Yousef Mohammad Ramadan was stopped on August 15 at the Detroit airport as he and his entire family were scheduled to board a flight to Jordan. According to court documents, he told ICE officials and a FBI agent he intended to move to Bethlehem in the Palestinian Authority-controlled West Bank.
He was subsequently arrested on gun charges.
The Detroit News reports:
The FBI’s counterterrorism team blocked an Ypsilanti man from flying to the Middle East and arrested him Friday after discovering a weapons arsenal in a storage unit, the latest national security-related case in Metro Detroit.
Yousef Mohammad Ramadan, 28, has not been charged with a terror-related crime and an FBI spokesman declined to comment, leaving it unclear why the FBI’s counterterrorism team and the head of the U.S. Attorney’s Office’s national security unit are involved in the case, whether investigators had thwarted a terror attack or stopped a man from traveling overseas to commit terror.
The case is shrouded in secrecy. The U.S. Attorney’s Office quietly brought Ramadan into federal court Saturday for a rare weekend arraignment that happened when federal court was closed to the public. The arraignment, which was not posted on the court’s calendar, ended with a federal magistrate judge ordering Ramadan be held temporarily without bond.
Ramadan has been charged with knowingly possessing a firearm with an obliterated serial number, a five-year felony.
More details about the case are expected to be revealed when Ramadan appears for a detention hearing Tuesday in federal court. He’s being held in the Wayne County Jail.

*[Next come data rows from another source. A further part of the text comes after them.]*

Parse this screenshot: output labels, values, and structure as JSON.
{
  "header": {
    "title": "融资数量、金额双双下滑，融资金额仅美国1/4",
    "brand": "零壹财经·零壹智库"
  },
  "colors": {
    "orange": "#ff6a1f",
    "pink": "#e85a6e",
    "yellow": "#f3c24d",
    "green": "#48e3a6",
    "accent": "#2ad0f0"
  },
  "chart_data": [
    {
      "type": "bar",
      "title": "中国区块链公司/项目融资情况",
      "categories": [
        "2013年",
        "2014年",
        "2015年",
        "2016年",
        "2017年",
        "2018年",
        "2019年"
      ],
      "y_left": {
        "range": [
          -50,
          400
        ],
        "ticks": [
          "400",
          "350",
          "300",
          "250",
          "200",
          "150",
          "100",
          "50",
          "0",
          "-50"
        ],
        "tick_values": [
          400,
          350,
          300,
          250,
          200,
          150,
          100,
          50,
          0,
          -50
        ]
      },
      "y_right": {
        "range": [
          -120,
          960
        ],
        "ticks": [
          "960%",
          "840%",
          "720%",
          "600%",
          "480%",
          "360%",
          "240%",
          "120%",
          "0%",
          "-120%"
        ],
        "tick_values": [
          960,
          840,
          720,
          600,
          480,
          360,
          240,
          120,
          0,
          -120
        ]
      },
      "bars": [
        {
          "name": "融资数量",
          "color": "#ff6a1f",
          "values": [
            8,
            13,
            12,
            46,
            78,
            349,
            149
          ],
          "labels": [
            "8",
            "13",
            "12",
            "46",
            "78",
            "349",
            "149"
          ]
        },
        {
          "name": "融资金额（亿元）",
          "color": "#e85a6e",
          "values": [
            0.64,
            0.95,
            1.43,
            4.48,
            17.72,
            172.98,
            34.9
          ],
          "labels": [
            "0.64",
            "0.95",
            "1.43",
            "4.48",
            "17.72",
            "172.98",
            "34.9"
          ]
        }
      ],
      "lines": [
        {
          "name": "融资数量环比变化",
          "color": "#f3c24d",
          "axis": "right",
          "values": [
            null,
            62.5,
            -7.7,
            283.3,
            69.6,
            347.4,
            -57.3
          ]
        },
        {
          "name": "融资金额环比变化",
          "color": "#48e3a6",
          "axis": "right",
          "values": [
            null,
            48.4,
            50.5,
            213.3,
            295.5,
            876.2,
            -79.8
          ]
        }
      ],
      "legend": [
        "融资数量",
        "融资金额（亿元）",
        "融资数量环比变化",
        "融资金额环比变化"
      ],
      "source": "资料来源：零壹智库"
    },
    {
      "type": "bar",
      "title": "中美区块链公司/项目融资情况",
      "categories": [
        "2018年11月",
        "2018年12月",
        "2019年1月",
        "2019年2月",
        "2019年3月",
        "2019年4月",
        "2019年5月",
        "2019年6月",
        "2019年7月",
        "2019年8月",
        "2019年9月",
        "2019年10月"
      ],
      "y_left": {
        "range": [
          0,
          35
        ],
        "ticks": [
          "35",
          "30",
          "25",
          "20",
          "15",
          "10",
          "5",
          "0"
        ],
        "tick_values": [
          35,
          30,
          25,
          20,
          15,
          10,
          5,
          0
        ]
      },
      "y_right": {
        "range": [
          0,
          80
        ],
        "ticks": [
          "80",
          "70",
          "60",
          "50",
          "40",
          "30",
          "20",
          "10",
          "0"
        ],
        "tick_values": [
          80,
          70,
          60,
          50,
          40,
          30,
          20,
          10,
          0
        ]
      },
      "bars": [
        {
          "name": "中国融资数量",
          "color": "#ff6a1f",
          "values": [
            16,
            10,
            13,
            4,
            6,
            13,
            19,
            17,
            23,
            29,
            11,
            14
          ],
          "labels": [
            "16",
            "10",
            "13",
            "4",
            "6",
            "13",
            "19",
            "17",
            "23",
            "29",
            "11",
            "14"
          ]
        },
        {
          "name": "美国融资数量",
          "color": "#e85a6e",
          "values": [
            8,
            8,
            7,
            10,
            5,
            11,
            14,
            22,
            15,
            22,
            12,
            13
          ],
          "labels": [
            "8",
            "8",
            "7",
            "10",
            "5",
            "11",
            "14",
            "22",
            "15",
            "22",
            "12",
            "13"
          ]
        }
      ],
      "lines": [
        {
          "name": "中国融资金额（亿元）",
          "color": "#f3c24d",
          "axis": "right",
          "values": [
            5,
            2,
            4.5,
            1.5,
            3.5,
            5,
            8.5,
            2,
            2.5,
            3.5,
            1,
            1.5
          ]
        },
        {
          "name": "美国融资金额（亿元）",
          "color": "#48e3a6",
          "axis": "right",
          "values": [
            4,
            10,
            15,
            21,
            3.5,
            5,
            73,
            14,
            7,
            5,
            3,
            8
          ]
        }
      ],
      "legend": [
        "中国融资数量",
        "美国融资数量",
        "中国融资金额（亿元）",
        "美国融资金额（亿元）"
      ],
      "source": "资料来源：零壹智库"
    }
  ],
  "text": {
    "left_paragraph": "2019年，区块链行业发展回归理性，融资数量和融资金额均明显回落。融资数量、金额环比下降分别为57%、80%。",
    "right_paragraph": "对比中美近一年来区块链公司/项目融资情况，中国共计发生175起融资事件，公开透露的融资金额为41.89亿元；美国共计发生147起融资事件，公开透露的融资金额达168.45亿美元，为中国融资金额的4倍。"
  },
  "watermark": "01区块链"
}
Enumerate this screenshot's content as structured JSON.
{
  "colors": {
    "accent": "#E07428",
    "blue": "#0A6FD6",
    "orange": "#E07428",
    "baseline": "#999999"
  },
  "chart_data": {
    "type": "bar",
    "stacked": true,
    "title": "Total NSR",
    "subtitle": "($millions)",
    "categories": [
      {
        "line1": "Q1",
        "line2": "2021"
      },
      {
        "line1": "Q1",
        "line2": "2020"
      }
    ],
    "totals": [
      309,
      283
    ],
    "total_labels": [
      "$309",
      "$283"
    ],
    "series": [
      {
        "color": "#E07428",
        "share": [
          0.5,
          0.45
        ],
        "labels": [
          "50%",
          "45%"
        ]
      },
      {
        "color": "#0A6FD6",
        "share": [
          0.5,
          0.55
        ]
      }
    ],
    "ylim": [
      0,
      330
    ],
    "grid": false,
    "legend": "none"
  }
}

The case is being handled by the counterterrorism division of the FBI Detroit field office, and the U.S. attorney there is handling the case with a high degree of secrecy. An FBI affidavit indicates that, under questioning, Ramadan repeatedly lied about which guns he had and where they were being kept.
Court documents filed in the case indicate there may be additional sealed materials yet to be made public, or possible sealed indictments.
One of the key topics at the federal court hearing later today will undoubtedly be whether Ramadan remains in custody. Federal authorities may also present additional evidence related to other charges.